Webster Street Blues

  • By Warren Sumio Kubota

  • For the Los Angeles Times, Robert Koehler wrote, “Warren Sumio Kubota’s “Webster Street Blues” suggests the budding voice of a genuinely humanistic writer. The sadness that tinges Nobu McCarthy’s production at East West Players is… the fact of the young Kubota’s passing away last August. Kubota was clearly a playwright who had to work his way through the thicket of his own life before mastering the art. It’s a terrible shame that we’ll never witness that fruition.

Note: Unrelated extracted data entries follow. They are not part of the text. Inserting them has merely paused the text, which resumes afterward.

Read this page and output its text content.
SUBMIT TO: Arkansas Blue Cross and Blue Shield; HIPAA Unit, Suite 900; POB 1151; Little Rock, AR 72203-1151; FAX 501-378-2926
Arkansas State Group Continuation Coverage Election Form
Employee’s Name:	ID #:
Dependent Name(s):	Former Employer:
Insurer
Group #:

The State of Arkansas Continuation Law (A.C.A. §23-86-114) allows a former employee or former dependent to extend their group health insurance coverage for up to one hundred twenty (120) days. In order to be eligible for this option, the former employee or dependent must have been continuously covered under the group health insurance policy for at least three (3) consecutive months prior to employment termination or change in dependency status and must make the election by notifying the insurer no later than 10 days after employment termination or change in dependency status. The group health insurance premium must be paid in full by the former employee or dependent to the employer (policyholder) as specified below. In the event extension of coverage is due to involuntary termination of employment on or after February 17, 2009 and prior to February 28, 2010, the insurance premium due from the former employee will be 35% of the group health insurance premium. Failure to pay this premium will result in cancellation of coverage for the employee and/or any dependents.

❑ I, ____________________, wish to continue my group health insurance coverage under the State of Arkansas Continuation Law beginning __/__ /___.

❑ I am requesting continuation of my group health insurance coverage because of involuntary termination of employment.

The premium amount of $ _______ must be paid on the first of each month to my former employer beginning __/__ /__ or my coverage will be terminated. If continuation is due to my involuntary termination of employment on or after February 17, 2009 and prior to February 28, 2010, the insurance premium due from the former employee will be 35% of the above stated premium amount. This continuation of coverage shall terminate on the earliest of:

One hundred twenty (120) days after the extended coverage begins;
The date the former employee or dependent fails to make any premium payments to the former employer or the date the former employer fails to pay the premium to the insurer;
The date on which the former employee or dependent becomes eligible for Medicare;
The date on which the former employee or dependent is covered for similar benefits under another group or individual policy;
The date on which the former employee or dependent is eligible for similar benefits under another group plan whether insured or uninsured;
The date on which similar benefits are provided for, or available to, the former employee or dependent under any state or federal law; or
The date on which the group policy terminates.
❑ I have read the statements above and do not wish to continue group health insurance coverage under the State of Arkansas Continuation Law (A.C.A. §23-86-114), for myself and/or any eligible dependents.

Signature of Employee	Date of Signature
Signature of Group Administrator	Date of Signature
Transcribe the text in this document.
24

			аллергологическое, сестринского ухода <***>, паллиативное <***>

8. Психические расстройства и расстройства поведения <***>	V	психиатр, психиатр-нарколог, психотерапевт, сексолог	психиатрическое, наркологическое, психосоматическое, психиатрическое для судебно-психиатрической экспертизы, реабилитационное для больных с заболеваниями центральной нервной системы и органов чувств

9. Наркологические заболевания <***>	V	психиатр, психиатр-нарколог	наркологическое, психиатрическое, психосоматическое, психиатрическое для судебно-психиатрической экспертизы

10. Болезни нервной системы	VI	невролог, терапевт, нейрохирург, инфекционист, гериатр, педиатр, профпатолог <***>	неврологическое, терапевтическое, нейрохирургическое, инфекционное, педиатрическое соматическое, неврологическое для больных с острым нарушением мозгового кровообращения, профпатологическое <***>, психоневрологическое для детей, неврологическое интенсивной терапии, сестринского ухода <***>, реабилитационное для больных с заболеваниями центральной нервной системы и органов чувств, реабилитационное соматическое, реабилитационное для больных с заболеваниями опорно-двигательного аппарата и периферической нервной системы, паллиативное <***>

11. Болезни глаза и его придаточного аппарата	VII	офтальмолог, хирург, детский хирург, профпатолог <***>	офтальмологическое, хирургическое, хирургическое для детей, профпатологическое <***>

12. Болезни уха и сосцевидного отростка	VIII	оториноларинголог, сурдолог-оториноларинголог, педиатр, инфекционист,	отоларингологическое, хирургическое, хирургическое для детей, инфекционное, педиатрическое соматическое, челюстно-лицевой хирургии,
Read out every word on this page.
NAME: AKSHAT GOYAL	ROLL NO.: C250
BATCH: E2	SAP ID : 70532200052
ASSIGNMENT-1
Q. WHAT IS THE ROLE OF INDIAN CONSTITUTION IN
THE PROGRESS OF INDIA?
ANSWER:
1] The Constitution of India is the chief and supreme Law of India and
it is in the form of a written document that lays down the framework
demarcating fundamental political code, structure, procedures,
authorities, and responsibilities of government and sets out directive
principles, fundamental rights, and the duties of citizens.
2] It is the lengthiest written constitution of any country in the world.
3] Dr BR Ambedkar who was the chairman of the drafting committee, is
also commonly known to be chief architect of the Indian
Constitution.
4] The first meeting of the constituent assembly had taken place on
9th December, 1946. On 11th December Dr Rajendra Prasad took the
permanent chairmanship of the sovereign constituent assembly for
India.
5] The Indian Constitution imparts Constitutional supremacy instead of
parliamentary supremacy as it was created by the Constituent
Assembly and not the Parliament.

    At the center of his world is Dean (Yuji Okumoto), a street tough who dominates “J-Town”–San Francisco’s Japantown–more in his mind than in reality. Chuck (John Miyasaki), Kubota’s alter-ego, is Dean’s pal and admirer. But Chuck is also a college boy, who has taken a very different path than Dean” (Los Angeles Times, 1989).

Vacancy

  • By Lillian Hara & Dorie Rush Taylor

  • Based on “An Apple, An Orange” by Diane Johnson

  • Actress Beulah Quo said “Rosie, the Dutch woman, rents a room to the Chinese woman, Anna. Although there’s some humor, it’s pretty serious stuff. The women discover their different value systems and cultural habits trying to live together. In their need for friendship and bonding, they try to cut across those differences. But they fail” (Los Angeles Times, 1989).

Company

  • Music & Lyrics by Stephen Sondheim

  • Book by George Furth

  • Directed by Paul Hough

  • Opened on October 1, 1989

1989 - 1990

  • A 1970 musical comedy with music and lyrics by Stephen Sondheim and book by George Furth. The original production was nominated for a record-setting 14 Tony Awards, and won six. This musical production is directed by Paul Hough. Lead by Robert Almodovar as Bobby and Emily Kuroda as Joanne, Company opened on October 1, 1989.

The Chairman’s Wife

  • By Wakako Yamauchi

  • Some of Yamauchi’s best-known short stories depict the tensions between the aspirations of Issei women and the patriarchal norms of Issei culture. The stories And the Soul Shall Dance and Songs My Mother Taught Me both depict Issei women struggling to fulfill ambitions that contradict traditional gender roles. And the Soul Shall Dance represents one of the most straightforward depictions of an Issei woman’s rebellion. By depicting the complex relationships among the female characters, Yamauchi portrays Issei women’s resistance and containment.

Performance Anxiety

  • By Vernon Takeshita

  • Takeshita said of his play “the piece is… an Asian-American farce dealing with identity and social relationships. Asian-Americans have almost made a staple of kitchen-sink drama–which relies on a confessional form of theater, reducing every play experience to reaffirming that ‘We’re just like you.’”

Come Back, Little Sheba

  • By William Inge

  • William Inge burst upon the theatrical scene with this story of marital frustration which erupts in violence. Doc and Lola had an indiscreet affair, she became pregnant and, compelled to marry her, he gave up his medical studies, forfeited his future and settled down to a life of quiet desperation with the simple, homey Lola, who lost the child but has remained Doc’s steadfast if slatternly wife. Now a chiropractor and recovering alcoholic, Doc’s sobriety is tested when Marie, a young college student becomes their boarder bringing new life and long-dormant hostilities to the surface of Doc and Lola’s troubled marriage.